I've got a few RPi Pico boards when they were released. Well, now their time has come. I decided to have a closer look at them and I made my typical bare-metal starter project that I make for every device I work with. The code can be found here
https://github.com/ataradov/mcu-starter-projects/tree/master/rp2040I did not use their header files or SDK, since they are just horrible, IMO. I generated my own header file from SVD file using SVDConv utility from ARM. The result is not perfect by any means, but it is at least usable.
Initial loader is built as a part of the project itself. The project is made so that initial loader transfers the application from the flash into SRAM and entire application is linked in SRAM. Flash remains accessible in XIP mode. It is never used by the compiler generated code, but you can store any data there and read it manually.

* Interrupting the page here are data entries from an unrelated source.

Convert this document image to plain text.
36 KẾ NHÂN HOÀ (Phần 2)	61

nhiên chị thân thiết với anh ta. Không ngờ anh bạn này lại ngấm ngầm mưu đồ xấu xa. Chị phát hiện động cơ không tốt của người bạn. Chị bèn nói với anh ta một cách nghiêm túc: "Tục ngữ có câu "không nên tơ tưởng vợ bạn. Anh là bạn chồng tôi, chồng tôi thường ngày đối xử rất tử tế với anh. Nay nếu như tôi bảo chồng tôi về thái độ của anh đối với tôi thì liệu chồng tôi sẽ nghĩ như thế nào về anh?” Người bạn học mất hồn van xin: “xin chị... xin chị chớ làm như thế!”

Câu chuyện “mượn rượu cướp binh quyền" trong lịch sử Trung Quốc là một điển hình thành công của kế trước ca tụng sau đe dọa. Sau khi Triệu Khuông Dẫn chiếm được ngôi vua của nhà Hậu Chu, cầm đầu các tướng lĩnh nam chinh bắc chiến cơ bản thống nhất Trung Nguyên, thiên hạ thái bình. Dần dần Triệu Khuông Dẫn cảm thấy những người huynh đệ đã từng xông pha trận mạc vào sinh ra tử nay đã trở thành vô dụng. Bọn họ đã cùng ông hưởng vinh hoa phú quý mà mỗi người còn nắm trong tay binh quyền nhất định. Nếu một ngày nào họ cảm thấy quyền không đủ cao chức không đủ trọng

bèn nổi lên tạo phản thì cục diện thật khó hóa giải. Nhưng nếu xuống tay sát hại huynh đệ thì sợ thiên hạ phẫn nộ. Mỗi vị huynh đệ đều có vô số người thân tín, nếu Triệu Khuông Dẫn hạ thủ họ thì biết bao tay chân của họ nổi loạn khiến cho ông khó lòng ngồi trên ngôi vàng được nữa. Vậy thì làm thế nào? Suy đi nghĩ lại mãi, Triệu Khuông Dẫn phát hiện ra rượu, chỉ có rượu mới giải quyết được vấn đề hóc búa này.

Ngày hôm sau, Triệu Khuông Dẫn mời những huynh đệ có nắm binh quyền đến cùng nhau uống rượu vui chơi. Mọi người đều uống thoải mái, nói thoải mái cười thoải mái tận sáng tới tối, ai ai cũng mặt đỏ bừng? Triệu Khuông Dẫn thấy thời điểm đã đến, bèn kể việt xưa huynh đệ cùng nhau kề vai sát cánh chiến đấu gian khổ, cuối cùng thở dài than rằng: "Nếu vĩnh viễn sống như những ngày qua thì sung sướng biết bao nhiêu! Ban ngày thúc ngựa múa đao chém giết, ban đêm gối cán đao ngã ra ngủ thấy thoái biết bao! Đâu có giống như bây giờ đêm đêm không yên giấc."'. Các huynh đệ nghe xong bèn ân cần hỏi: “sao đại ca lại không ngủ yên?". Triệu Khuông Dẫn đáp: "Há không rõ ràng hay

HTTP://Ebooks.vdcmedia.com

The loader uses plain SPI mode to not mess with the QSPI settings in the different flash devices. I have a "clean" version of the QSPI initialization for the flash on RPi Pico if anyone wants that. But I found that QSPI mode does not actually increase performance that much to bother with it for generic code. I tested with the main code running from SRAM and doing CRC32 calculation on the entire 2 MB flash. So the access pattern is linear (in 32-bit words) with minor data processing in-between. QSPI was 1.6 times faster that SPI in that test. Cache did not matter that much here (as it is constantly trashed by long linear access). Cache does matter A LOT if you also run from that flash. The test was ~30 times slower in that case. But this project runs entirely from SRAM, so this is not an issue.
Also note that if you are using the flash in the main application, then you probably need to adjust XIP_SSI->BAUDR, since SPI clock would be 60 MHz with 120 MHz core clock, and 0x03 command only goes up to 50MHz. If you are using flash a lot, you may get better performance by dropping CPU clock to 100 MHz and leaving the divider as is.
The project also includes a tool to generate UF2 file with correct CRC32 for the bootloader section. It can also just update the binary file itself if you have some other way to place files into the flash. There are probably other tools like this out there. I have not really looked.
When I have more time I'll have a look at using both cores and USB, as this is the only not trivial peripheral there.